I have seen multiple definitions for what a measurable set is (all of which come together to form a sigma algebra). I was wondering if they are all equivalent and if not what situation would one be used over another?
- Definition 1
Let $(X, \Sigma)$ be a measurable space, then any set $S \in \Sigma$ is a measurable set.

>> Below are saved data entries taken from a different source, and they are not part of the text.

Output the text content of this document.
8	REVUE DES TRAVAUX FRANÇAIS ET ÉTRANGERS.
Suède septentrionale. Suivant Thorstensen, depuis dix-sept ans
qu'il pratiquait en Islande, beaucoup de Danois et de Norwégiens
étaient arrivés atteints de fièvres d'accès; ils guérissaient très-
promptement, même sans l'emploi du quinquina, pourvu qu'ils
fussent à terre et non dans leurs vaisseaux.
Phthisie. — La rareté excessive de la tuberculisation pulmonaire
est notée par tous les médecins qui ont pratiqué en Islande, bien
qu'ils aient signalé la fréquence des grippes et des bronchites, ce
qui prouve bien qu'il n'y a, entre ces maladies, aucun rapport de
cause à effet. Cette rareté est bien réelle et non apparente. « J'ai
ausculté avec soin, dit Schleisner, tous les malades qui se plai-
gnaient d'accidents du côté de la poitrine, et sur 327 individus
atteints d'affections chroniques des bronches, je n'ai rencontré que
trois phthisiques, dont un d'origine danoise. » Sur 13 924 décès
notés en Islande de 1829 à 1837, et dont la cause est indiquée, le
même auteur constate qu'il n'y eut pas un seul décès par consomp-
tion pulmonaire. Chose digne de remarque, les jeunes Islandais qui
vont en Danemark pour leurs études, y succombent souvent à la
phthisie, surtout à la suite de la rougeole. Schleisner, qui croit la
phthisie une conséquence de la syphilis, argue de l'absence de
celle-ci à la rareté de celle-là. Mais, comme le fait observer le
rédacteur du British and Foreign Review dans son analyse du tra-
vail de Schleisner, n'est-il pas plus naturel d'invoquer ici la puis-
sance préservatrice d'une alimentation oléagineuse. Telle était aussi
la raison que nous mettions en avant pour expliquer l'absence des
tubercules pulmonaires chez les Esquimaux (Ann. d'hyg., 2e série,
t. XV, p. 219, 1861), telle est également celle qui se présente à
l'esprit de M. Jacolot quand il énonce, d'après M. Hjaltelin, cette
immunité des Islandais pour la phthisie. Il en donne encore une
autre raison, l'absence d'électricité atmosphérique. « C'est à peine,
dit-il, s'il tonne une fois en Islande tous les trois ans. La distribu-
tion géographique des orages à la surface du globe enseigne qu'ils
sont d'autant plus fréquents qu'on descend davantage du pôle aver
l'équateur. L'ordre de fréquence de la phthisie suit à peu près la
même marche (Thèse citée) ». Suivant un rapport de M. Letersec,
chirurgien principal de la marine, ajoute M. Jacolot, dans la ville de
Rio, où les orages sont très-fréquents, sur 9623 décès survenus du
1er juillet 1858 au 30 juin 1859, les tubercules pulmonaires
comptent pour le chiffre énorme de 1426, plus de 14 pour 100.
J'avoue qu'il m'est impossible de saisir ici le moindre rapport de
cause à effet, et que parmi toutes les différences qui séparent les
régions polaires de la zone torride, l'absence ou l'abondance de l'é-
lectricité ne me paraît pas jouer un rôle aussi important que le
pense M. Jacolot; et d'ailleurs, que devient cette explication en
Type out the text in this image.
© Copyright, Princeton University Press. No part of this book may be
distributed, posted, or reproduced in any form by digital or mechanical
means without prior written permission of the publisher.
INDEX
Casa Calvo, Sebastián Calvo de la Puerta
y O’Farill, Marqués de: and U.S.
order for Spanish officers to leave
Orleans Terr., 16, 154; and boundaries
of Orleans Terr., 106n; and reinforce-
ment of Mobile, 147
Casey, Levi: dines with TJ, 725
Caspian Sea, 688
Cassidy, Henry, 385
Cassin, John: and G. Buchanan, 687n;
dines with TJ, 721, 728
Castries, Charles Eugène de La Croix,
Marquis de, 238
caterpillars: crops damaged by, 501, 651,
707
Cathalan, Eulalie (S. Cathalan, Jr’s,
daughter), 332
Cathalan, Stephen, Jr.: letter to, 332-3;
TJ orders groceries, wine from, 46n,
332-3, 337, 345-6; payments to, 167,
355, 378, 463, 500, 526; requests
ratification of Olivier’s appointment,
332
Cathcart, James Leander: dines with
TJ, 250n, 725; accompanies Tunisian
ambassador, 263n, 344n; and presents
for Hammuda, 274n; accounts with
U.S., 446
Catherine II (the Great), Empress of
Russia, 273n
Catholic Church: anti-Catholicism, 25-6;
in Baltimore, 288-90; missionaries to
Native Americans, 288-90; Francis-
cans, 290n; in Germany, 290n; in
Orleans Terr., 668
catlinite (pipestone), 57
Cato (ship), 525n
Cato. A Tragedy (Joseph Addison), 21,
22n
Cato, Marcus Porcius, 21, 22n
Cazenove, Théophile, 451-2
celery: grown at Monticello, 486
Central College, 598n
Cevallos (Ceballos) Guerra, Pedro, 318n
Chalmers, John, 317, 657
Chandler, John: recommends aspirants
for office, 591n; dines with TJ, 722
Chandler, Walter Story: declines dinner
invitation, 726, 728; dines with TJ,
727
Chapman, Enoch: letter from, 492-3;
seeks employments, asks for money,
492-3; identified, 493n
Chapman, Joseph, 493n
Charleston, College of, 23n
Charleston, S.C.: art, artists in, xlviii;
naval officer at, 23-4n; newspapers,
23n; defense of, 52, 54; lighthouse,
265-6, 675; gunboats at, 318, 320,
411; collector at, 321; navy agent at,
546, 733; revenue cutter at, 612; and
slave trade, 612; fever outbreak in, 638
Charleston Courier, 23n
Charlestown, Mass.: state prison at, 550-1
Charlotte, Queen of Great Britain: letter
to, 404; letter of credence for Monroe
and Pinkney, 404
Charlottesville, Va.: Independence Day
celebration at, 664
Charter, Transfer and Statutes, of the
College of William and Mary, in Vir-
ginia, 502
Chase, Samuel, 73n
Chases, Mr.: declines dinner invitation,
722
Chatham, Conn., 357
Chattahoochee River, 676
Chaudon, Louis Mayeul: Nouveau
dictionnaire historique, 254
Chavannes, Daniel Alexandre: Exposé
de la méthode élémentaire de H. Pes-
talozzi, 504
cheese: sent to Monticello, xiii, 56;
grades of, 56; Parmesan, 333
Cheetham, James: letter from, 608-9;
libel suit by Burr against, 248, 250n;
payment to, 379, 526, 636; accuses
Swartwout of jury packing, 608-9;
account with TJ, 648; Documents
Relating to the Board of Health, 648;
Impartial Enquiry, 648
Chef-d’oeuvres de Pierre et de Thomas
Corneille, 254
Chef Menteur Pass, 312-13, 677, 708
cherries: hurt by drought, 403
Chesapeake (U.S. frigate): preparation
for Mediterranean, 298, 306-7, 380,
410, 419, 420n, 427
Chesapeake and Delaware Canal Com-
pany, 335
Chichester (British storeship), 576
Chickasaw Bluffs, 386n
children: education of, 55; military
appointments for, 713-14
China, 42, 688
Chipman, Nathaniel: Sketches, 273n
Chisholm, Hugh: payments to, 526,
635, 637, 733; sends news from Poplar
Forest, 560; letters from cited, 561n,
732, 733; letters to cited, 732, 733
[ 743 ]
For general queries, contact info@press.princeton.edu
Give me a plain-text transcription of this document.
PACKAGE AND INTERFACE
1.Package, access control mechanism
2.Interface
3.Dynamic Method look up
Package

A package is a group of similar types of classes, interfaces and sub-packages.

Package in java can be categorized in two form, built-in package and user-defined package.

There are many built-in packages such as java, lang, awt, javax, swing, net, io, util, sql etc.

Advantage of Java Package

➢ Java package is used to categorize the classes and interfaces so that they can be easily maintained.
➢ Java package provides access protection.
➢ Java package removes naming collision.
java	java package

Measurable Space: The pair $(X, \Sigma)$ where $X$ is a set and $\Sigma$ is a $\sigma$-algebra on $X$
- Definition 2
Given a space $X$ let there exist an outer measure $\mu : 2^{X} \to [0, \infty]$ (where $2^{X} = \mathcal{P} \left( X \right) = $ all the subsets of $X$) then a set $S$ is measurable iff for every $A \in 2^{X}$ $$ \mu(A) = \mu(A \cap S) + \mu(A \cap S^{c}) = \mu(A \cap S) + \mu(A \setminus S) $$
- Definition 3 (I'm drawing this one from memory from baby rudin, and it's defined on $\mathbb{R}$)
Begin by defining a (outer$_1$) measure $\mu$. Next put $\mathcal{M}_f$ to be the set of countable unions of intervals. Then a set $S$ is measurable iff $$ \exists \{ S_n \}_{n=0}^{\infty} \, s.t. \mu(S_n) \to \mu(S) \text{ as } n \to \infty $$
Now I know that the sets described in definition 2 form a sigma algebra on $X$, and likewise I know the sets $S$ in definition 3 form a sigma algebra on $\mathbb{R}$, but definition 1 seems to imply that any possible sigma algebra can be used.
In definition 3 I cannot remember if he defines this using the outer measure (I believe he does).
The only conclusion I have been able to draw from this is definition 2 and 3 must be equivalent, but we call these sets $\boldsymbol\mu$-measurable (a specific measure is defined). However in definition 1 we call any set like that just measurable, and that given any sigma algebra $\Sigma \, \exists \mu$ an outer measure s.t. the sigma algebra formed by definition 2 with this outer measure is $\Sigma$. Is this correctly put?